Basel

View of “Valentina Stieger,” 2012.

View of “Valentina Stieger,” 2012.

Valentina Stieger

View of “Valentina Stieger,” 2012.

Valentina Stieger’s recent exhibition “Good Figures” found new power in familiar ideas. Exploring a high/low dialectic that is now a well-trod path by marrying the austere forms of modernism to a kitschy domesticity evoked by quotidian household materials, her work still incites a frisson of recognition. The show’s constellation of works employed the bright or banal emblems of the hausfrau—pillowcases, a clothes-hanger railing, decorative plaster—to more art-historically driven ends. But even if the works’ persuasive abstraction began between quotes, that is not quite where it ended.

Consider, for instance, Untitled (streamlined for dispatch), 2010–12, a line of six abstract “paintings,” their surfaces evenly covered with flat, decorative patterns, hung systematically in a neat row.

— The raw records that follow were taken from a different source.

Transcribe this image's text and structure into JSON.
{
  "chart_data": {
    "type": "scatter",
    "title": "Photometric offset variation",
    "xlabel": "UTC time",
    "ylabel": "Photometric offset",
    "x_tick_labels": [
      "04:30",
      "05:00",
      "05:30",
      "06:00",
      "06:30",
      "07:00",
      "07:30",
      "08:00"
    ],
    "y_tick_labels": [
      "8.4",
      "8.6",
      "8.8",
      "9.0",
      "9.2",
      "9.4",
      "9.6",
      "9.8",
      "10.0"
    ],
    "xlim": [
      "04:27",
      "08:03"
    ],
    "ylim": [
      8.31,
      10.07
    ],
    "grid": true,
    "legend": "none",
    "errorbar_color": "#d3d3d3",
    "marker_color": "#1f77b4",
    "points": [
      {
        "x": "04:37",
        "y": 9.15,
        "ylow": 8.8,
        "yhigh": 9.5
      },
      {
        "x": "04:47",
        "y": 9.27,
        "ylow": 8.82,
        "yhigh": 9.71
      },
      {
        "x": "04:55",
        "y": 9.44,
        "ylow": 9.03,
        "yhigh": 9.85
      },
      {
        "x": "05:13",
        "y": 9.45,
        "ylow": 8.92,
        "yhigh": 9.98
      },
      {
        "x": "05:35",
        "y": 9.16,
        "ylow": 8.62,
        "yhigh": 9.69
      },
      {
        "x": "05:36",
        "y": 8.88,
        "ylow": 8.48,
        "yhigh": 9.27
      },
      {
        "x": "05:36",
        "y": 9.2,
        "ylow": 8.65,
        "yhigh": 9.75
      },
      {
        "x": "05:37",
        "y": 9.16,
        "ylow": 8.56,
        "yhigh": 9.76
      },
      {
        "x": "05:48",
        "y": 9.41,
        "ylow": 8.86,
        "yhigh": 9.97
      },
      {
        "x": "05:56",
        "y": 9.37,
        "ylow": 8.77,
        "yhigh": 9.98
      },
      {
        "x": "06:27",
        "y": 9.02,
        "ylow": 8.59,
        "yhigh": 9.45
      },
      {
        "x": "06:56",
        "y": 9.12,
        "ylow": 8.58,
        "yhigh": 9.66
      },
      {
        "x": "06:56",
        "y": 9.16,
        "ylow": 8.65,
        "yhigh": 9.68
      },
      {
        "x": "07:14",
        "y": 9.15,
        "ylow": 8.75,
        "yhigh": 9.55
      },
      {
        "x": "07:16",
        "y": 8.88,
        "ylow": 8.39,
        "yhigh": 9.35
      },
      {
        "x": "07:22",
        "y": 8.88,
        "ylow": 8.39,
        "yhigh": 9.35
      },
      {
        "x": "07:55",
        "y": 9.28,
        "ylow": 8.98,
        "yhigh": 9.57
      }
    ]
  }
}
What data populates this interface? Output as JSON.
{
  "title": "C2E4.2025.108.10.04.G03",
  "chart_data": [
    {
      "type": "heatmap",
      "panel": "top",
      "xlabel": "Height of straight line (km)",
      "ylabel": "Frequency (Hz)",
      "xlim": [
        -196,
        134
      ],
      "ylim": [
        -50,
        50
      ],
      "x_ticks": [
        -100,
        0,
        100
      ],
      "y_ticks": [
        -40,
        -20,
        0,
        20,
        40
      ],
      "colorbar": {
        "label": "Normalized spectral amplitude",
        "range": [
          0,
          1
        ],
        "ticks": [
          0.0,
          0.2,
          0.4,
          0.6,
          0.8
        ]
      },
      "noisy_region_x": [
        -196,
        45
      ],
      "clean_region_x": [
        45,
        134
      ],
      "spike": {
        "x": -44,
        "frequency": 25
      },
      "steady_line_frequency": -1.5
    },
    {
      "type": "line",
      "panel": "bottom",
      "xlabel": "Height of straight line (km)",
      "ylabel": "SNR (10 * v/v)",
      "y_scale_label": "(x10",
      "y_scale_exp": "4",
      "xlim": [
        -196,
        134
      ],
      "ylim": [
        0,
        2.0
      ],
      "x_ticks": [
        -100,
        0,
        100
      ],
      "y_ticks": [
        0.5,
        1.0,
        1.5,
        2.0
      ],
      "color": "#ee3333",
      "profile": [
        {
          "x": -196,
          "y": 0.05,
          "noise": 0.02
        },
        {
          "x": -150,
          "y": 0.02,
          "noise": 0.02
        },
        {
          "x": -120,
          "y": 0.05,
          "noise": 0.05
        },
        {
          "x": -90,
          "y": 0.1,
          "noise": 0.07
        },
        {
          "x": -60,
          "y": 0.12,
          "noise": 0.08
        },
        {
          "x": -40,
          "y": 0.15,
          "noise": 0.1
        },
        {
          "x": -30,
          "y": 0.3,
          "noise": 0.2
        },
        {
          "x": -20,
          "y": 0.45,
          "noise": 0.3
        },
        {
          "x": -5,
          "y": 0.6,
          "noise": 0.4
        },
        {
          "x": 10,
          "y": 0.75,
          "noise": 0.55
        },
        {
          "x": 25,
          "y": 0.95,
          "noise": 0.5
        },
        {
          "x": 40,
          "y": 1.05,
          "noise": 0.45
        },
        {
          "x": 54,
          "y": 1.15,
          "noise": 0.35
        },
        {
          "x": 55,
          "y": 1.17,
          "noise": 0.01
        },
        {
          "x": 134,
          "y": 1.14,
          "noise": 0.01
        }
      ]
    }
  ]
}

Their colors would appeal to any grandmother, whether in Arizona or Basel: muted pinks, sandy browns, lavender, dull turquoise. This Mediterranean palette evoked the abstraction of both 1950s France and 1980s Los Angeles, but conjured other painterly referents with equal breeziness: Impressionism, Rayonism, Matisse, 1970s pattern painting. Each work was a kind of diptych, with two rectangular stretchers hung one above the other, creating a creaselike horizon at their center (though both fields are nearly identical in color and pattern). Only the size of the panels hinted at their unexpected origin: Each was a patterned pillowcase, which the artist stretched over a wooden support and shellacked to achieve a slightly shiny surface.

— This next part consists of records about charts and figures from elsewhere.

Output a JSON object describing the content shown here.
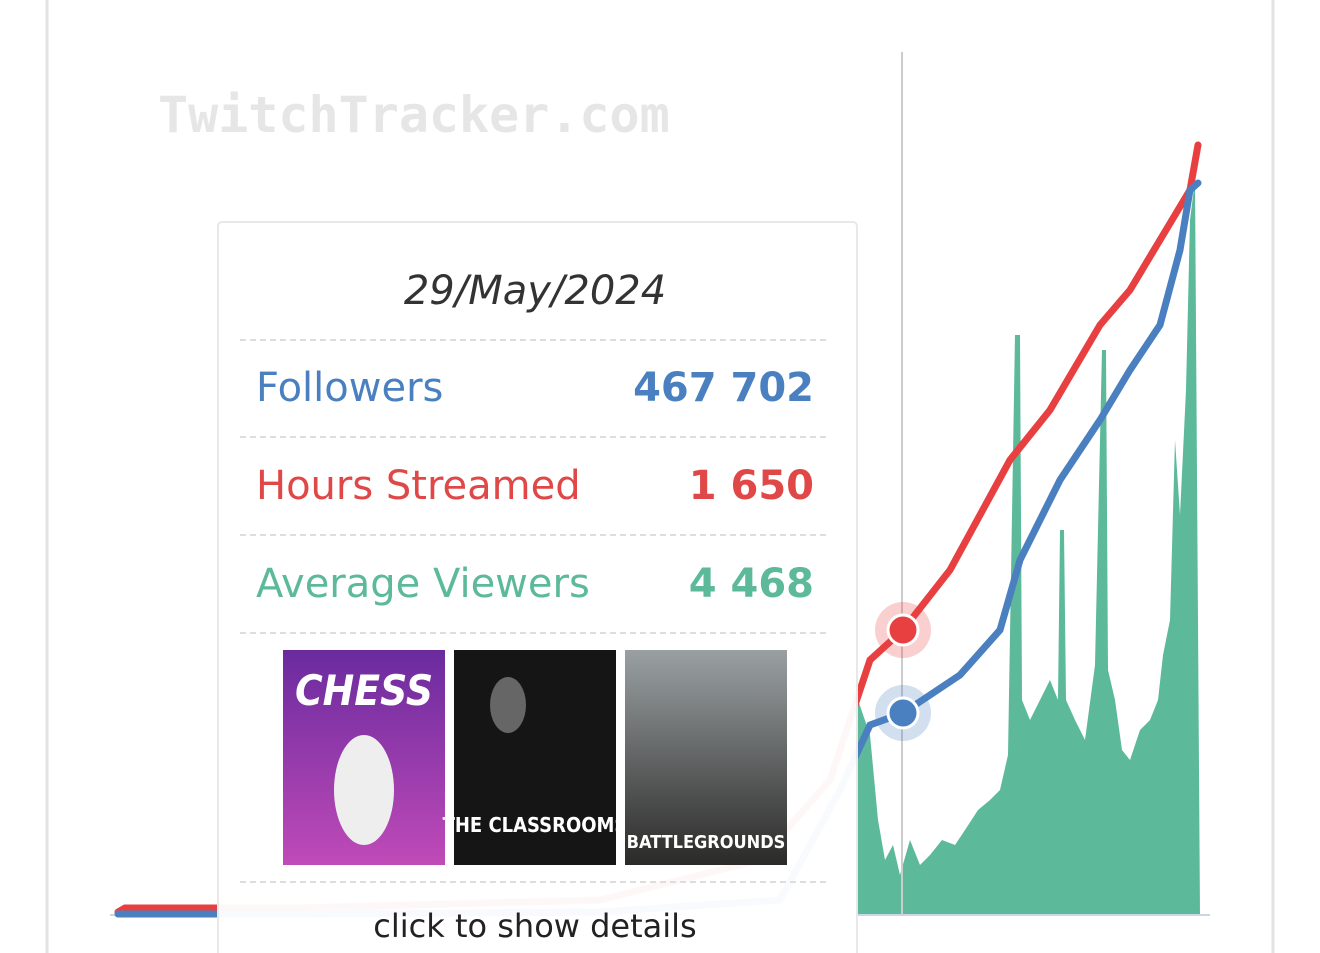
{
  "watermark": "TwitchTracker.com",
  "tooltip": {
    "date": "29/May/2024",
    "rows": [
      {
        "label": "Followers",
        "value": "467 702"
      },
      {
        "label": "Hours Streamed",
        "value": "1 650"
      },
      {
        "label": "Average Viewers",
        "value": "4 468"
      }
    ],
    "games": [
      "CHESS",
      "THE CLASSROOMS",
      "BATTLEGROUNDS"
    ],
    "footer": "click to show details"
  }
}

What else was achieved? Functionally, these were abstract paintings; at the same time, they were mere gestures pointing lucidly to painting from a skeptical distance. Their drab, uninflected surfaces and kitsch patterning compel the spectator to accept their banality and beauty simultaneously. Here the frame escaped the easy labels typically employed for painting: Not a window, not a monitor, not even ocular, it was a pillow—also rectangular, but an altogether different metaphor. On two adjacent actual windows in the gallery, however, Stieger had hung Untitled (decoration looks ahead), 2012, a filmy white curtain that could be read as another textile-as-painting, though with a vertical line separating the two parts in this case. From the floor rose a thin length of chrome steel, elegantly bent into angles, evoking a body in flight. Conjuring the stylish modernist line, in which the suggestion of a body might take shape from a single curvature, the work is from the artist’s “Clothes Rail” series, 2011–: “abstract sculpture,” then, at its most laconic, allusive, and pedestrian.

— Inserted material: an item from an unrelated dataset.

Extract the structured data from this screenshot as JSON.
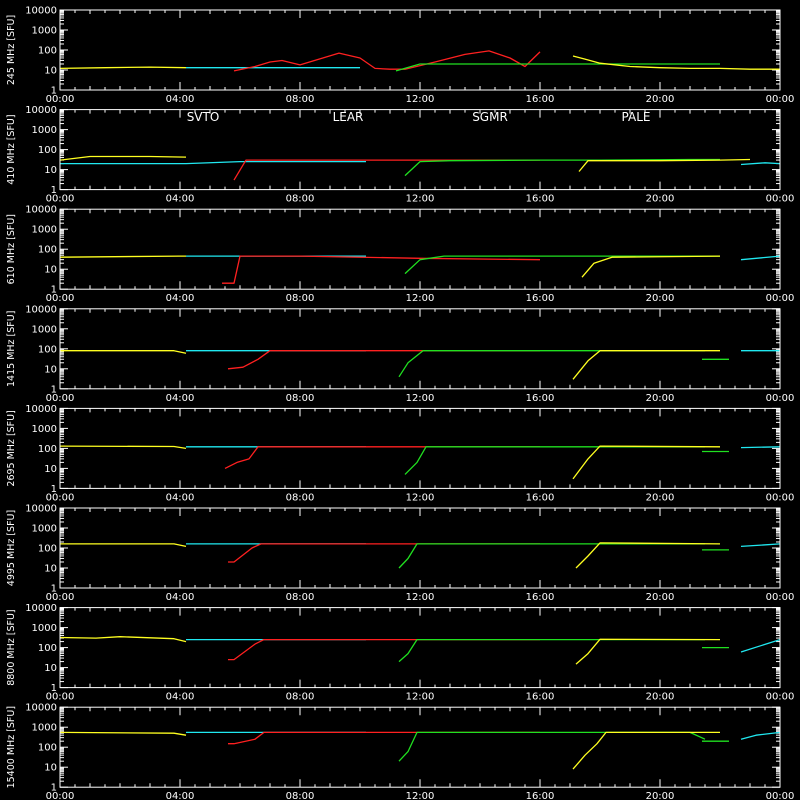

Another piece, Untitled (nervous tendencies), 2012, leaned against a nearby wall, its enormous pale “canvas”—actually a white-painted wood panel—nearly touching the ceiling. Breaking its monochromatic surface was not color but gesture: a series of hand-size swirls of white decorative plaster that punctuated and mucked up the achromatic ground. If this was another attempt at pattern making, at simulation (of painting’s meaning, its visual qualities, its past), it was less explicit. In her embrace of a certain modernist formal vocabulary, Stieger may not be far from such peers as Ida Ekblad or Thomas Sauter, but the opacity of her graceful simulacra individuates her work. The show’s sober, playful title, meanwhile, invoked the spectral female body at its center, as well as a kind of economic arithmetic. Indeed, modernism’s formal tropes are good equations all—why not see how they still add up?